What defines an opportunity? And what is its cost? Where in your portfolio is the consideration of ‘opportunity cost’?
Most portfolios and pipelines consider the cost of getting a product to a destination, the risk, and the value to be found in getting there. What they don’t typically show is the opportunities that weren’t chosen. As Matthew Hennessy would say, “Opportunity cost is the value—to you—of whatever it is you’re missing out on.”
There are two ways to make early phase decisions: simplify or whatever-the-opposite-of ‘simplify’ is… (When I looked for antonyms of ‘simplify’ I was disappointed… complicate, complex, complexify, perplex, sophisticate, entangle, combine, blend, amalgamate, fuse, mix, compound, admix, put together… I’ll use ‘complexify’ for now, but I remain unhappy about it…)
However, we rarely are looking at a simple fork in the road, an A/B decision, where B might be estimated but not chosen.
Here’s a screenshot from when we embarked on evaluating the opportunity for something as ‘simple’ as a CGRP antagonist. (These are all putative causal associations, the usual starting point for our process - nothing more than that at this stage.)
The ‘traditional’ approach would look at that opportunity landscape, say ‘it’s impossible to do all of those’ and ignore them. A cold, final ‘ignore’. Better in that ‘simplify’ model to look at one deeply than one hundred. But what would be the basis for choosing one, and how likely do you think it would be to be proven right? So, the TPP approach picks, simplifies and then pretends the rest don’t exist on the way to an eNPV that overfits a model to a bad decision. The opportunity cost is never estimated.
Were you to ‘complexify’, you would accept that they are real, even if poorly characterised, and lean into it. It’s more work, but you no longer have to pretend those other opportunities are not there.
Your choice of weighting of ‘opportunity’ is important, of course - you don’t want what most companies do now, with arthritic process.
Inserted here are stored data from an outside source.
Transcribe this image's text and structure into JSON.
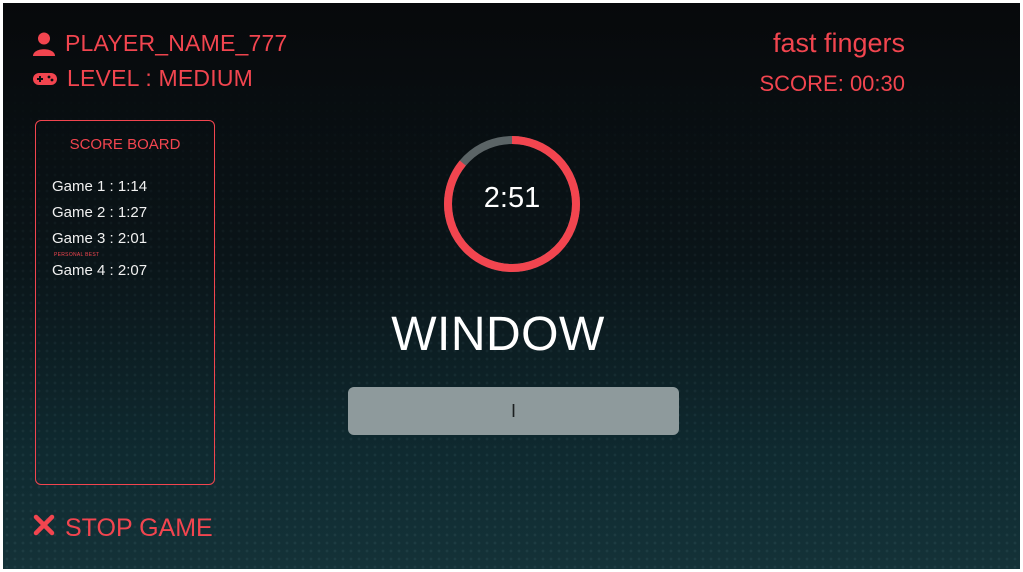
{
  "player": {
    "name": "PLAYER_NAME_777",
    "icon": "user-icon"
  },
  "level": {
    "text": "LEVEL : MEDIUM",
    "icon": "gamepad-icon"
  },
  "header": {
    "app_title": "fast fingers",
    "score": "SCORE: 00:30"
  },
  "scoreboard": {
    "title": "SCORE BOARD",
    "games": [
      {
        "label": "Game 1  : 1:14"
      },
      {
        "label": "Game 2 : 1:27"
      },
      {
        "label": "Game 3 : 2:01"
      },
      {
        "label": "Game 4 : 2:07"
      }
    ],
    "badge": "PERSONAL BEST"
  },
  "timer": {
    "text": "2:51",
    "remaining_fraction": 0.86
  },
  "word": {
    "text": "WINDOW"
  },
  "input": {
    "value": "I"
  },
  "stop": {
    "label": "STOP GAME",
    "icon": "close-icon"
  },
  "colors": {
    "accent": "#f2454f",
    "track": "#5b6466",
    "input_bg": "#8e9a9c",
    "text": "#ffffff"
  }
}
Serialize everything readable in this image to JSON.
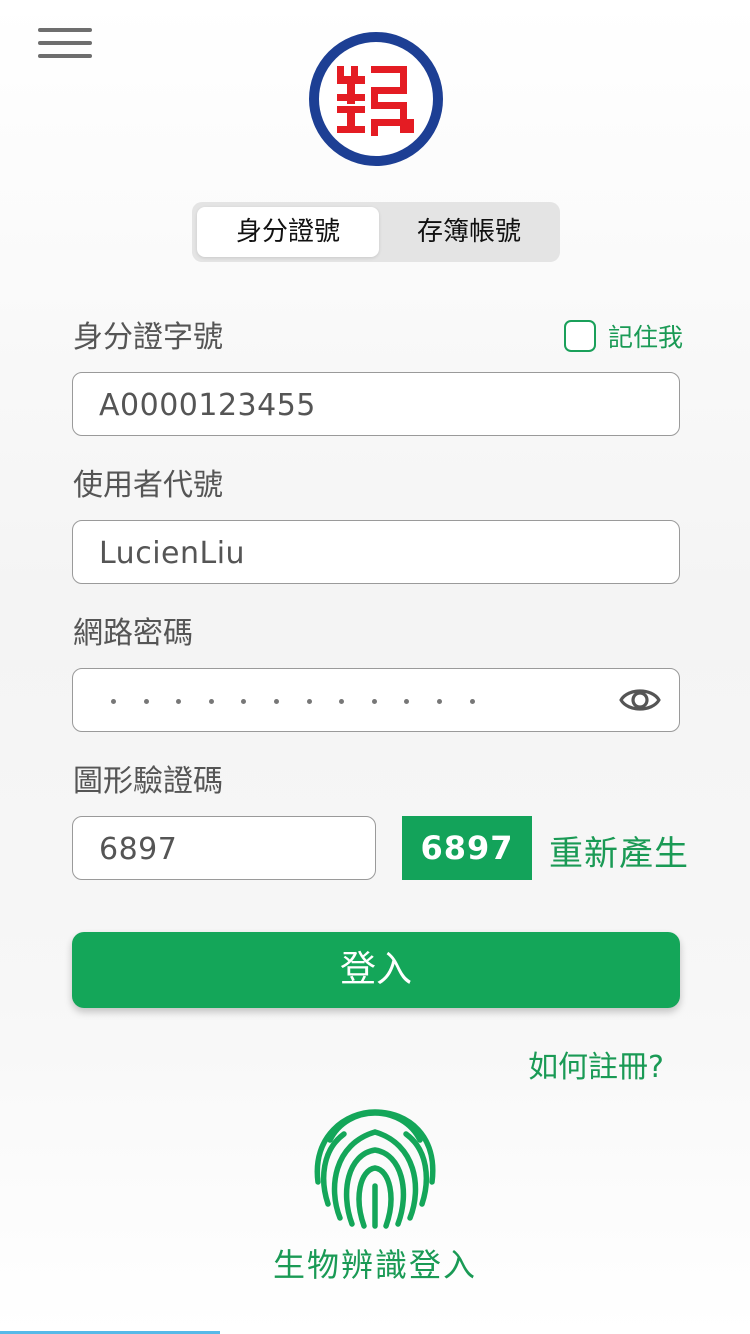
{
  "tabs": [
    {
      "label": "身分證號",
      "active": true
    },
    {
      "label": "存簿帳號",
      "active": false
    }
  ],
  "logo": {
    "text": "郵",
    "accent": "#e41c23",
    "ring": "#1d3f94"
  },
  "id_field": {
    "label": "身分證字號",
    "value": "A0000123455",
    "remember_label": "記住我",
    "remember_checked": false
  },
  "user_field": {
    "label": "使用者代號",
    "value": "LucienLiu"
  },
  "password_field": {
    "label": "網路密碼",
    "masked_length": 12
  },
  "captcha": {
    "label": "圖形驗證碼",
    "value": "6897",
    "image_text": "6897",
    "regenerate_label": "重新產生"
  },
  "login_button": "登入",
  "register_link": "如何註冊?",
  "biometric": {
    "label": "生物辨識登入",
    "icon": "fingerprint-icon"
  },
  "colors": {
    "primary": "#14a659",
    "text_green": "#1a9a55"
  }
}
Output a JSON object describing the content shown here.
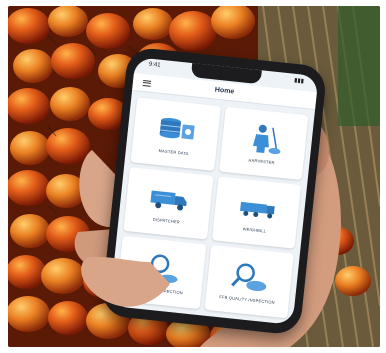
{
  "app": {
    "title": "Home",
    "status_time": "9:41"
  },
  "tiles": [
    {
      "label": "MASTER DATA",
      "icon": "database-icon"
    },
    {
      "label": "HARVESTER",
      "icon": "harvester-icon"
    },
    {
      "label": "DISPATCHER",
      "icon": "truck-icon"
    },
    {
      "label": "WEIGHBILL",
      "icon": "lorry-icon"
    },
    {
      "label": "GRADING INSPECTION",
      "icon": "magnifier-icon"
    },
    {
      "label": "FFB QUALITY INSPECTION",
      "icon": "magnifier-icon"
    }
  ],
  "colors": {
    "accent": "#3a8fd6",
    "tile_bg": "#ffffff",
    "screen_bg": "#eef3f8",
    "fruit_orange": "#e86c22",
    "fruit_dark": "#6a1b08"
  }
}
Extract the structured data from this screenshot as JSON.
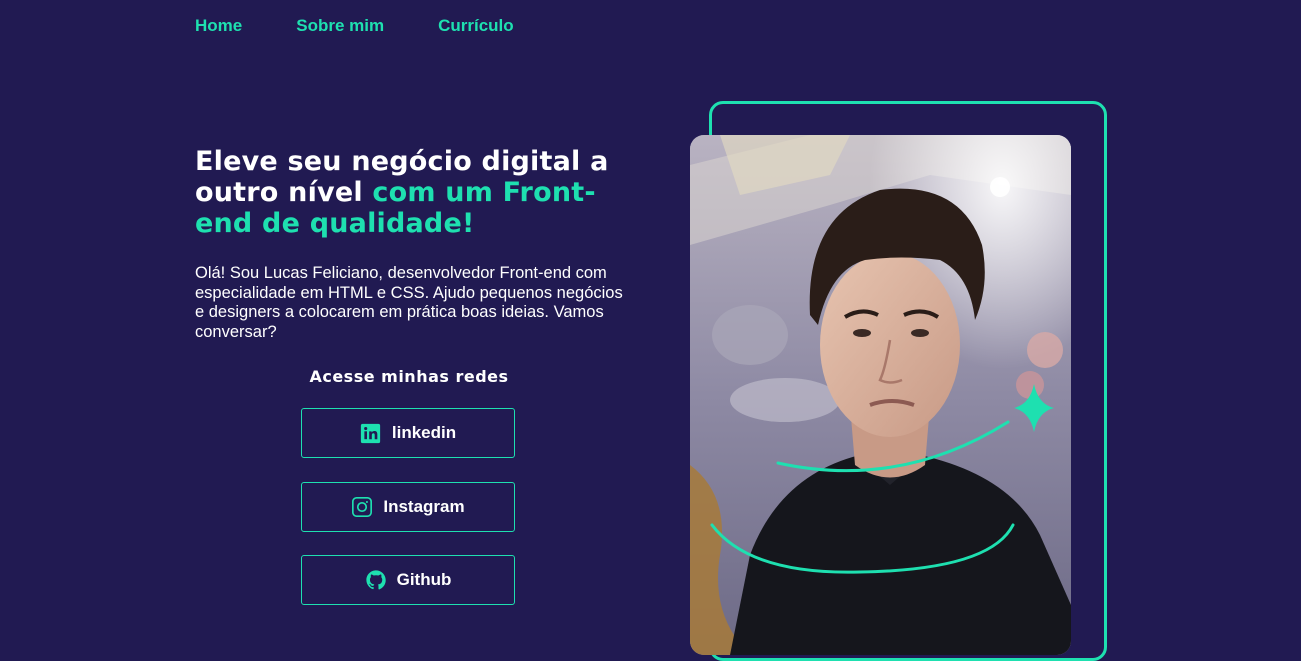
{
  "nav": {
    "home": "Home",
    "about": "Sobre mim",
    "resume": "Currículo"
  },
  "hero": {
    "headline_part1": "Eleve seu negócio digital a outro nível ",
    "headline_accent": "com um Front-end de qualidade!",
    "intro": "Olá! Sou Lucas Feliciano, desenvolvedor Front-end com especialidade em HTML e CSS. Ajudo pequenos negócios e designers a colocarem em prática boas ideias. Vamos conversar?"
  },
  "networks": {
    "title": "Acesse minhas redes",
    "items": [
      {
        "label": "linkedin",
        "icon": "linkedin-icon"
      },
      {
        "label": "Instagram",
        "icon": "instagram-icon"
      },
      {
        "label": "Github",
        "icon": "github-icon"
      }
    ]
  },
  "colors": {
    "background": "#211a52",
    "accent": "#1ee0b0",
    "text": "#ffffff"
  },
  "decorations": {
    "sparkle": "sparkle-icon"
  }
}
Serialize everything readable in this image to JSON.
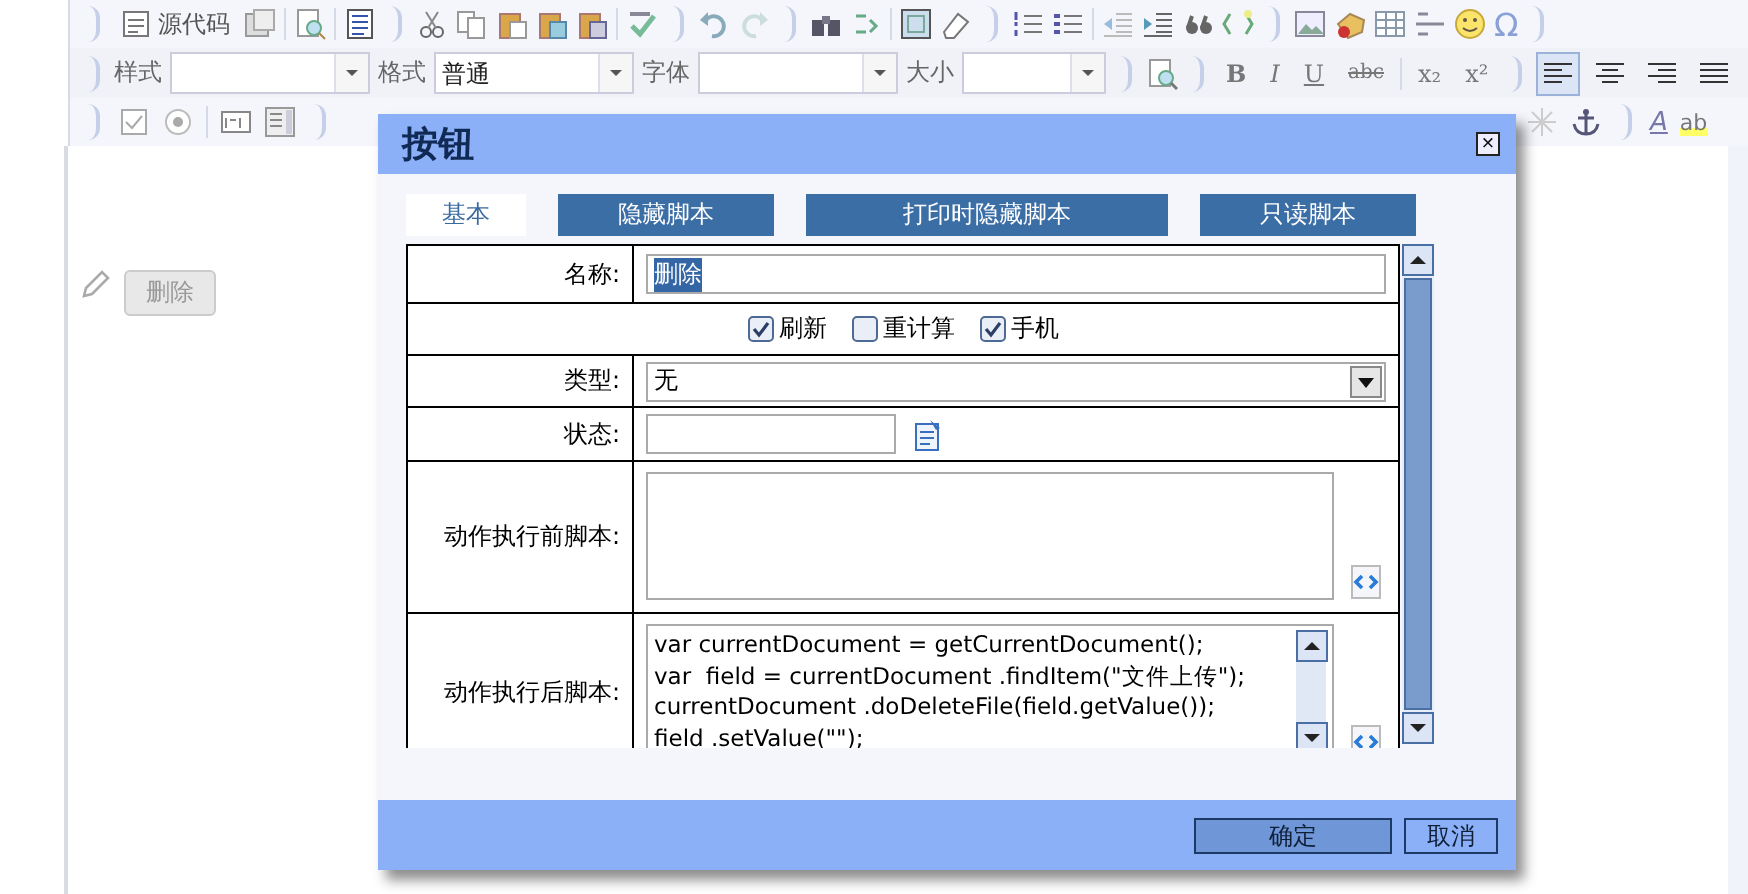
{
  "toolbar": {
    "source_label": "源代码",
    "style_label": "样式",
    "format_label": "格式",
    "format_value": "普通",
    "font_label": "字体",
    "size_label": "大小",
    "text_buttons": [
      {
        "glyph": "B",
        "kind": "bold"
      },
      {
        "glyph": "I",
        "kind": "italic"
      },
      {
        "glyph": "U",
        "kind": "underline"
      },
      {
        "glyph": "abc",
        "kind": "strike"
      }
    ],
    "script_buttons": [
      {
        "glyph": "x₂"
      },
      {
        "glyph": "x²"
      }
    ],
    "align": [
      {
        "selected": true
      },
      {
        "selected": false
      },
      {
        "selected": false
      },
      {
        "selected": false
      }
    ],
    "omega": "Ω",
    "font_color_glyph": "A",
    "bg_color_glyph": "ab"
  },
  "canvas": {
    "button": {
      "label": "删除",
      "disabled": true
    }
  },
  "dialog": {
    "title": "按钮",
    "close": "×",
    "tabs": [
      {
        "label": "基本",
        "selected": true
      },
      {
        "label": "隐藏脚本",
        "selected": false
      },
      {
        "label": "打印时隐藏脚本",
        "selected": false
      },
      {
        "label": "只读脚本",
        "selected": false
      }
    ],
    "fields": [
      {
        "kind": "text",
        "label": "名称:",
        "value": "删除",
        "value_selected": true
      },
      {
        "kind": "checks",
        "options": [
          {
            "label": "刷新",
            "checked": true
          },
          {
            "label": "重计算",
            "checked": false
          },
          {
            "label": "手机",
            "checked": true
          }
        ]
      },
      {
        "kind": "select",
        "label": "类型:",
        "value": "无"
      },
      {
        "kind": "state",
        "label": "状态:"
      },
      {
        "kind": "script",
        "label": "动作执行前脚本:"
      },
      {
        "kind": "script",
        "label": "动作执行后脚本:",
        "lines": [
          "var currentDocument = getCurrentDocument();",
          "var  field = currentDocument .findItem(\"文件上传\");",
          "currentDocument .doDeleteFile(field.getValue());",
          "field .setValue(\"\");"
        ]
      }
    ],
    "buttons": [
      "确定",
      "取消"
    ]
  }
}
You want ‘3 second answers’ vs the 3 month answers.
The first time you do it this way is harder than the second (after all, the addressable markets should be the same for every evaluation, unless you’re doing it wrong, for example). But what you have in this model is a picture of opportunity lost, and therefore opportunity cost. The ‘simplify’ process knows there is opportunity cost, but pretends there isn’t. Perhaps the word ‘sophisticate’ is better than ‘complexify’ here, as this process is objectively smarter.
You may not know everything, but you probably know something about all of those opportunities. It is easy when you click into one to be able to fill out to some level… Just because you don’t have 2 decimal place estimates today doesn’t mean you can’t do ‘high/ medium/ low’ or a 5-point guess in an afternoon… But you do have more than that, I suspect. (It is ironic that McK value the smarts that would get people a job there and then train it out of them… ‘How many windows in NYC?’ is a learning question, not a knowing question.)
The value of the ‘complexify’ model is that it allows nuance, and opportunity-seeking behaviour (in fact, it requires it). It demands an approach to learning rather than knowing - in the face of 100 options, your choice is to begin to learn rather than to decide. How do you address the uncertainty, rather than ignoring it?
The other critical dimension to opportunity-seeking behaviour in early phase is that it treats time as a dimension - being first to a space is not the same as being third to the same space, for example. It also examines the value of any exploratory research to a future decision. A decision to delay phase I or phase II ‘until some science is done’ has a cost - it may add value to a future decision, but it may also not do that. Whereas the cost of being late may be estimable. We all know those drugs - the scientists will always want to ‘follow the science’, and do a little bit more, gather a little more data, but they are eating opportunity while they do it. You should know the cost of that opportunity.
Maintaining a team in opportunity-seeking mode is like neoteny, a pluripotent development - it is ready/ aim/ fire instead of fire/ aim/ ready… People may think it costs more, but they’re ignoring the costs they didn’t count.